Furthermore, increased inter-country income inequality over a
long period is conclusive, with the Gini coefficient (using PPP exchange
rate, unweighted by population) more than doubling between 1820 and the
1980s from .20 to .52 (Nolan 2009:63). However, scholars disagree about whether inter-country income inequality has increased (Milanovic 2011), remained relatively stable (Bourguignon and Morrison 2002), or decreased (Sala-i-Martin, 2002) since 1980. What Milanovic (2005) calls the “mother of all inequality disputes” emphasizes this debate by
using the same data on Gini coefficient from 1950–2000 and showing that
when countries’ GDP per capita incomes are unweighted by population
income inequality increases, but when they are weighted inequality
decreases. This has much to do with the recent average income rise in
China and to some extent India, who represent almost two-fifths of the
world. Notwithstanding, inter-country inequality is significant, for
instance as a group the bottom 5% of US income distribution receives
more income than over 68 percent of the world, and of the 60 million
people that make up the top 1% of income distribution, 50 million of
them are citizens of Western Europe, North America or Oceania (Milanovic
2011:116,156).
In a TED presentation shown here, Hans Rosling
presented the distribution and change in income distribution of various
nations over the course of a few decades along with other factors such
as child survival and fertility rate.
As of 2018, Albania has the smallest gap in wealth distribution with Zimbabwe having the largest gap in wealth distribution.
Income distribution in different countries
Thailand
- Thailand has been ranked the world's third most unequal nation after Russia and India, with a widening gap between rich and poor according to Oxfam in 2016. A study by Thammasat University economist Duangmanee Laovakul in 2013 showed that the country's top 20 land owners owned 80 percent of the nation's land. The bottom 20 owned only 0.3 percent. Among those having bank deposits, 0.1 percent of bank accounts held 49 per cent of total bank deposits. As of 2019, Thai per capita income is US$8,000 a year. The government aims to raise it to US$15,000 (498,771 baht) per year, driven by average GDP growth of five to six percent. Under the 20-year national plan stretching out to 2036, the government intends to narrow the income disparity gap to 15 times, down from 20 times in 2018.
Income distribution in the United States
In the United States, income has become distributed more unequally
over the past 30 years, with those in the top quintile (20 percent)
earning more than the bottom 80 percent combined.
Income distribution in the United Kingdom
Inequality
in the UK has been very high in the past, and did not change much until
the onset of industrialization.
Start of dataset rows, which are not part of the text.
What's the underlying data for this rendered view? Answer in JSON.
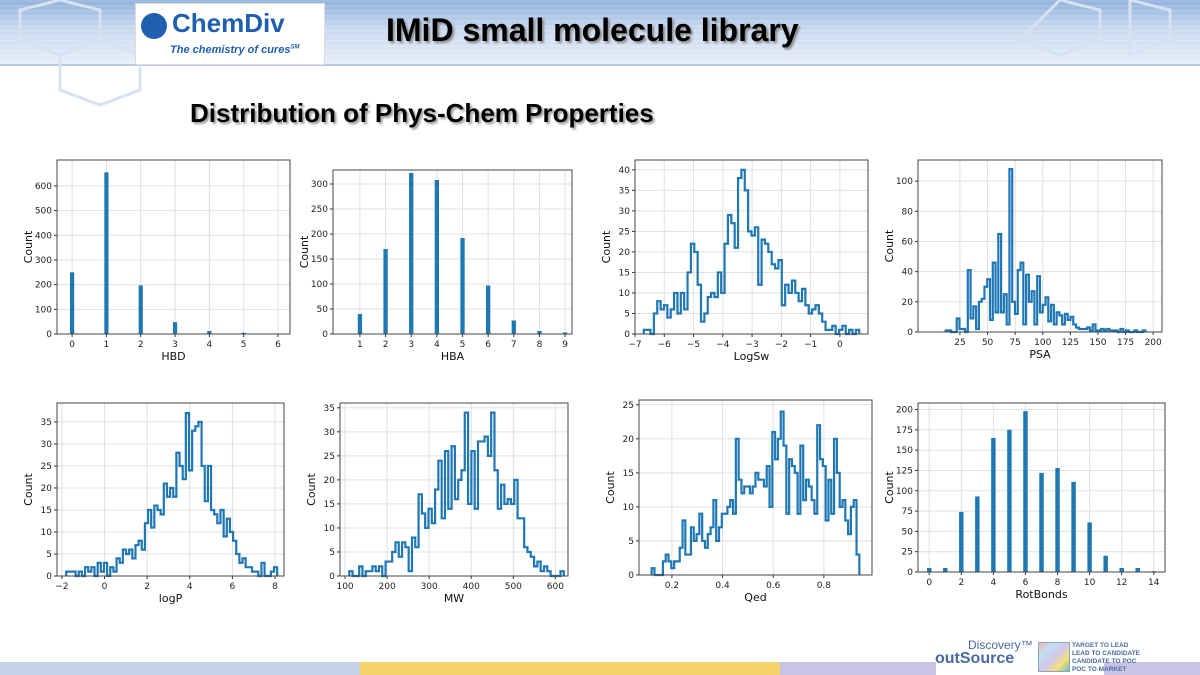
{
  "header": {
    "title": "IMiD small molecule library",
    "logo_name": "ChemDiv",
    "logo_tagline": "The chemistry of cures",
    "logo_sm": "SM"
  },
  "subtitle": "Distribution of Phys-Chem Properties",
  "footer": {
    "brand_top": "Discovery",
    "brand": "outSource",
    "tm": "™",
    "lines": [
      "TARGET TO LEAD",
      "LEAD TO CANDIDATE",
      "CANDIDATE TO POC",
      "POC TO MARKET"
    ]
  },
  "colors": {
    "series": "#1f77b4",
    "grid": "#e0e0e0"
  },
  "chart_data": [
    {
      "type": "bar",
      "xlabel": "HBD",
      "ylabel": "Count",
      "categories": [
        0,
        1,
        2,
        3,
        4,
        5,
        6
      ],
      "values": [
        250,
        655,
        197,
        48,
        12,
        5,
        2
      ],
      "xlim": [
        -0.44,
        6.35
      ],
      "ylim": [
        0,
        705
      ],
      "xticks": [
        0,
        1,
        2,
        3,
        4,
        5,
        6
      ],
      "yticks": [
        0,
        100,
        200,
        300,
        400,
        500,
        600
      ],
      "grid": true
    },
    {
      "type": "bar",
      "xlabel": "HBA",
      "ylabel": "Count",
      "categories": [
        1,
        2,
        3,
        4,
        5,
        6,
        7,
        8,
        9
      ],
      "values": [
        40,
        170,
        322,
        308,
        192,
        97,
        27,
        6,
        3
      ],
      "xlim": [
        -0.05,
        9.27
      ],
      "ylim": [
        0,
        328
      ],
      "xticks": [
        1,
        2,
        3,
        4,
        5,
        6,
        7,
        8,
        9
      ],
      "yticks": [
        0,
        50,
        100,
        150,
        200,
        250,
        300
      ],
      "grid": true
    },
    {
      "type": "histogram-step",
      "xlabel": "LogSw",
      "ylabel": "Count",
      "range": [
        -6.7,
        0.66
      ],
      "counts": [
        1,
        1,
        0,
        5,
        8,
        6,
        7,
        4,
        6,
        10,
        5,
        10,
        6,
        15,
        22,
        20,
        12,
        3,
        5,
        9,
        10,
        9,
        15,
        10,
        22,
        29,
        27,
        21,
        38,
        40,
        35,
        25,
        24,
        26,
        12,
        23,
        22,
        20,
        17,
        16,
        18,
        7,
        12,
        10,
        13,
        10,
        8,
        11,
        7,
        5,
        6,
        7,
        5,
        3,
        1,
        1,
        2,
        0,
        1,
        2,
        0,
        1,
        0,
        1
      ],
      "xlim": [
        -7,
        0.96
      ],
      "ylim": [
        0,
        42.4
      ],
      "xticks": [
        -7,
        -6,
        -5,
        -4,
        -3,
        -2,
        -1,
        0
      ],
      "yticks": [
        0,
        5,
        10,
        15,
        20,
        25,
        30,
        35,
        40
      ],
      "grid": true
    },
    {
      "type": "histogram-step",
      "xlabel": "PSA",
      "ylabel": "Count",
      "range": [
        12,
        193
      ],
      "counts": [
        1,
        1,
        0,
        0,
        9,
        2,
        2,
        0,
        41,
        9,
        17,
        2,
        20,
        22,
        30,
        35,
        8,
        46,
        13,
        65,
        13,
        25,
        5,
        108,
        20,
        12,
        41,
        46,
        5,
        38,
        20,
        27,
        5,
        37,
        13,
        18,
        23,
        7,
        18,
        5,
        13,
        11,
        5,
        12,
        8,
        10,
        5,
        3,
        2,
        2,
        2,
        3,
        1,
        5,
        1,
        1,
        2,
        1,
        2,
        1,
        1,
        1,
        0,
        2,
        0,
        1,
        0,
        0,
        1,
        0,
        0,
        1
      ],
      "xlim": [
        -13,
        208
      ],
      "ylim": [
        0,
        114
      ],
      "xticks": [
        25,
        50,
        75,
        100,
        125,
        150,
        175,
        200
      ],
      "yticks": [
        0,
        20,
        40,
        60,
        80,
        100
      ],
      "grid": true
    },
    {
      "type": "histogram-step",
      "xlabel": "logP",
      "ylabel": "Count",
      "range": [
        -1.8,
        8.1
      ],
      "counts": [
        1,
        1,
        1,
        0,
        1,
        0,
        2,
        1,
        2,
        0,
        3,
        1,
        3,
        0,
        2,
        1,
        4,
        3,
        6,
        5,
        6,
        4,
        7,
        8,
        6,
        12,
        15,
        11,
        16,
        15,
        14,
        21,
        18,
        20,
        18,
        28,
        25,
        22,
        37,
        24,
        33,
        34,
        35,
        25,
        17,
        25,
        15,
        14,
        12,
        15,
        9,
        13,
        10,
        8,
        5,
        3,
        4,
        2,
        2,
        1,
        1,
        0,
        3,
        0,
        0,
        1,
        2
      ],
      "xlim": [
        -2.23,
        8.42
      ],
      "ylim": [
        0,
        39.3
      ],
      "xticks": [
        -2,
        0,
        2,
        4,
        6,
        8
      ],
      "yticks": [
        0,
        5,
        10,
        15,
        20,
        25,
        30,
        35
      ],
      "grid": true
    },
    {
      "type": "histogram-step",
      "xlabel": "MW",
      "ylabel": "Count",
      "range": [
        110,
        620
      ],
      "counts": [
        1,
        0,
        0,
        2,
        0,
        1,
        1,
        2,
        1,
        2,
        0,
        3,
        3,
        5,
        7,
        4,
        7,
        6,
        1,
        8,
        6,
        17,
        13,
        10,
        14,
        11,
        18,
        24,
        12,
        26,
        14,
        27,
        16,
        20,
        22,
        34,
        15,
        26,
        14,
        28,
        28,
        29,
        25,
        34,
        22,
        14,
        19,
        15,
        16,
        15,
        20,
        12,
        12,
        6,
        5,
        4,
        2,
        3,
        1,
        2,
        1,
        0,
        0,
        0,
        1
      ],
      "xlim": [
        88,
        630
      ],
      "ylim": [
        0,
        36
      ],
      "xticks": [
        100,
        200,
        300,
        400,
        500,
        600
      ],
      "yticks": [
        0,
        5,
        10,
        15,
        20,
        25,
        30,
        35
      ],
      "grid": true
    },
    {
      "type": "histogram-step",
      "xlabel": "Qed",
      "ylabel": "Count",
      "range": [
        0.12,
        0.94
      ],
      "counts": [
        1,
        0,
        0,
        0,
        2,
        3,
        2,
        1,
        2,
        2,
        4,
        8,
        3,
        3,
        7,
        5,
        6,
        9,
        5,
        4,
        6,
        7,
        11,
        5,
        7,
        9,
        9,
        10,
        11,
        9,
        20,
        14,
        12,
        13,
        13,
        12,
        13,
        15,
        14,
        14,
        13,
        16,
        10,
        21,
        17,
        20,
        24,
        19,
        9,
        17,
        16,
        15,
        9,
        19,
        11,
        14,
        13,
        11,
        9,
        22,
        17,
        16,
        8,
        14,
        9,
        20,
        15,
        10,
        11,
        8,
        6,
        10,
        11,
        3
      ],
      "xlim": [
        0.07,
        0.99
      ],
      "ylim": [
        0,
        25.7
      ],
      "xticks": [
        0.2,
        0.4,
        0.6,
        0.8
      ],
      "yticks": [
        0,
        5,
        10,
        15,
        20,
        25
      ],
      "grid": true
    },
    {
      "type": "bar",
      "xlabel": "RotBonds",
      "ylabel": "Count",
      "categories": [
        0,
        1,
        2,
        3,
        4,
        5,
        6,
        7,
        8,
        9,
        10,
        11,
        12,
        13,
        14
      ],
      "values": [
        5,
        5,
        74,
        93,
        165,
        175,
        198,
        122,
        128,
        111,
        61,
        20,
        5,
        5,
        1
      ],
      "xlim": [
        -0.7,
        14.7
      ],
      "ylim": [
        0,
        208
      ],
      "xticks": [
        0,
        2,
        4,
        6,
        8,
        10,
        12,
        14
      ],
      "yticks": [
        0,
        25,
        50,
        75,
        100,
        125,
        150,
        175,
        200
      ],
      "grid": true
    }
  ]
}
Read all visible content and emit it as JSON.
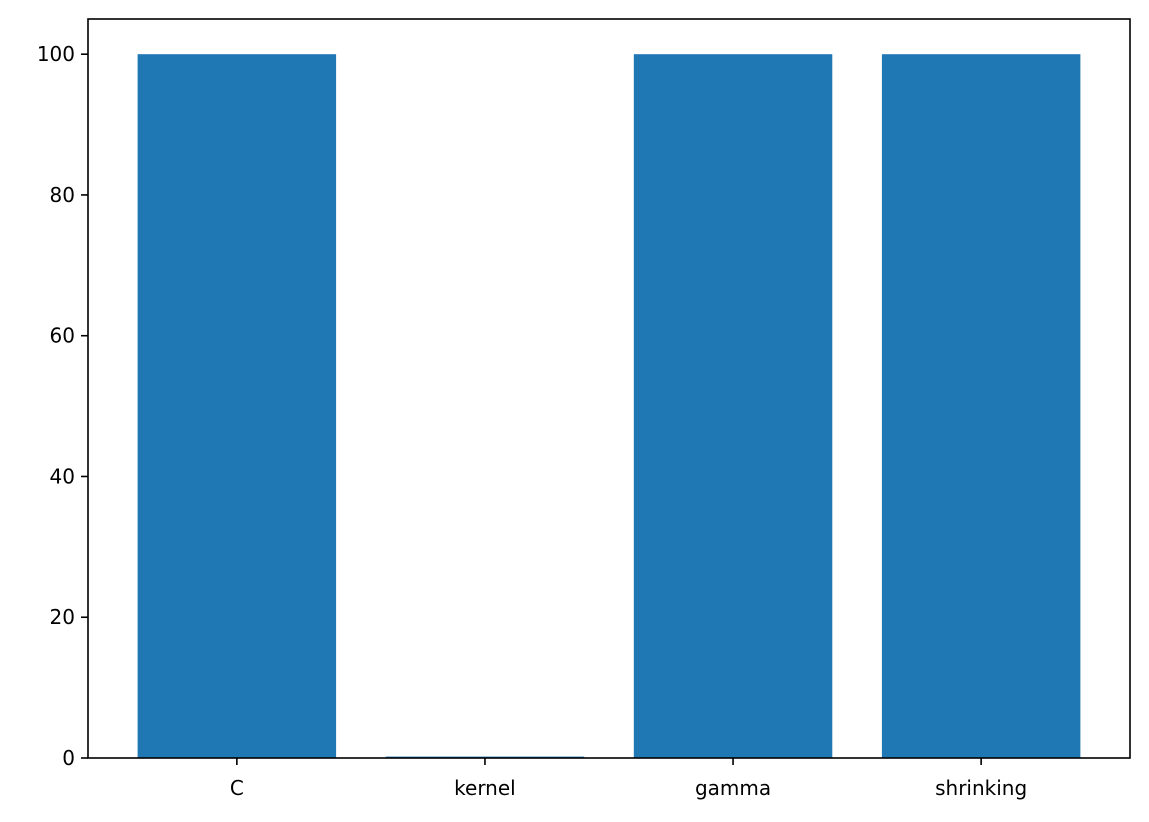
{
  "chart_data": {
    "type": "bar",
    "categories": [
      "C",
      "kernel",
      "gamma",
      "shrinking"
    ],
    "values": [
      100,
      0.2,
      100,
      100
    ],
    "ylim": [
      0,
      105
    ],
    "yticks": [
      0,
      20,
      40,
      60,
      80,
      100
    ],
    "ytick_labels": [
      "0",
      "20",
      "40",
      "60",
      "80",
      "100"
    ],
    "bar_color": "#1f77b4",
    "grid": false,
    "legend": "none",
    "title": "",
    "xlabel": "",
    "ylabel": ""
  }
}
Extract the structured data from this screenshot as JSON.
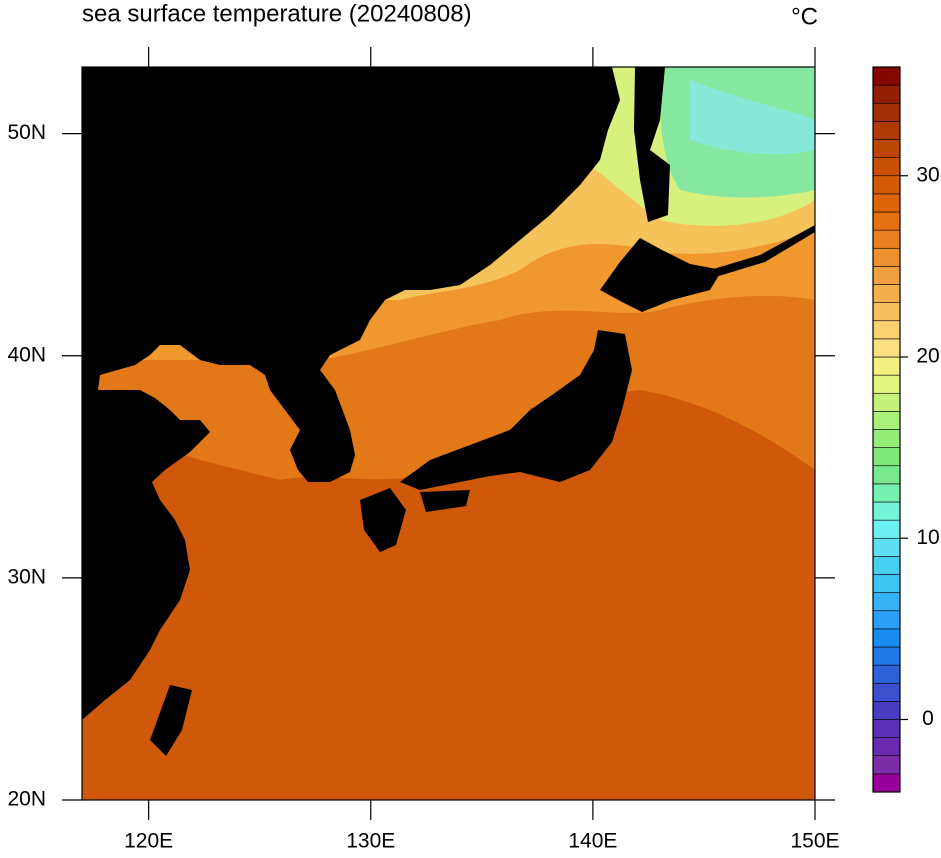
{
  "chart_data": {
    "type": "map",
    "title": "sea surface temperature (20240808)",
    "units": "°C",
    "xlim": [
      117,
      150
    ],
    "ylim": [
      20,
      53
    ],
    "xticks": [
      {
        "value": 120,
        "label": "120E"
      },
      {
        "value": 130,
        "label": "130E"
      },
      {
        "value": 140,
        "label": "140E"
      },
      {
        "value": 150,
        "label": "150E"
      }
    ],
    "yticks": [
      {
        "value": 20,
        "label": "20N"
      },
      {
        "value": 30,
        "label": "30N"
      },
      {
        "value": 40,
        "label": "40N"
      },
      {
        "value": 50,
        "label": "50N"
      }
    ],
    "colorbar": {
      "lim": [
        -4,
        36
      ],
      "ticks": [
        0,
        10,
        20,
        30
      ],
      "colors": [
        "#990099",
        "#7b2ca6",
        "#6a2ab0",
        "#5a32b8",
        "#4a3cc0",
        "#3c4fcc",
        "#2e63d8",
        "#1f78e6",
        "#1a8cf0",
        "#2a9ff5",
        "#36b2f5",
        "#3ec4f2",
        "#48d0f0",
        "#5ee0f2",
        "#6ef0f2",
        "#74f5d8",
        "#78f0b0",
        "#7ae890",
        "#80e878",
        "#96ec78",
        "#aaf07a",
        "#c4f27c",
        "#e0f47e",
        "#f2f080",
        "#fae080",
        "#fad070",
        "#f8c060",
        "#f4b050",
        "#f0a040",
        "#ec9030",
        "#e88020",
        "#e47010",
        "#de6408",
        "#d45a04",
        "#c85004",
        "#bc4604",
        "#ae3a04",
        "#a02e04",
        "#922004",
        "#840800"
      ]
    }
  }
}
Incomes used to be remarkably
concentrated pre-industrial evolution: up to 40% of total income went into the pockets of the richest 5%.
In the more recent years income distribution is still an issue. The UK
experienced a large increase in inequality during the 1980s—the incomes
of the highest deciles increase while everyone else was stagnant. Uneven
growth in the years leading up to 1991 meant further increases in
inequality. Throughout the 1990s and 2000s, more even growth across the
distribution meant little changes in inequality, with rising incomes
for everybody. In sight of Brexit, there is more predicted income distribution discrepancies between wages.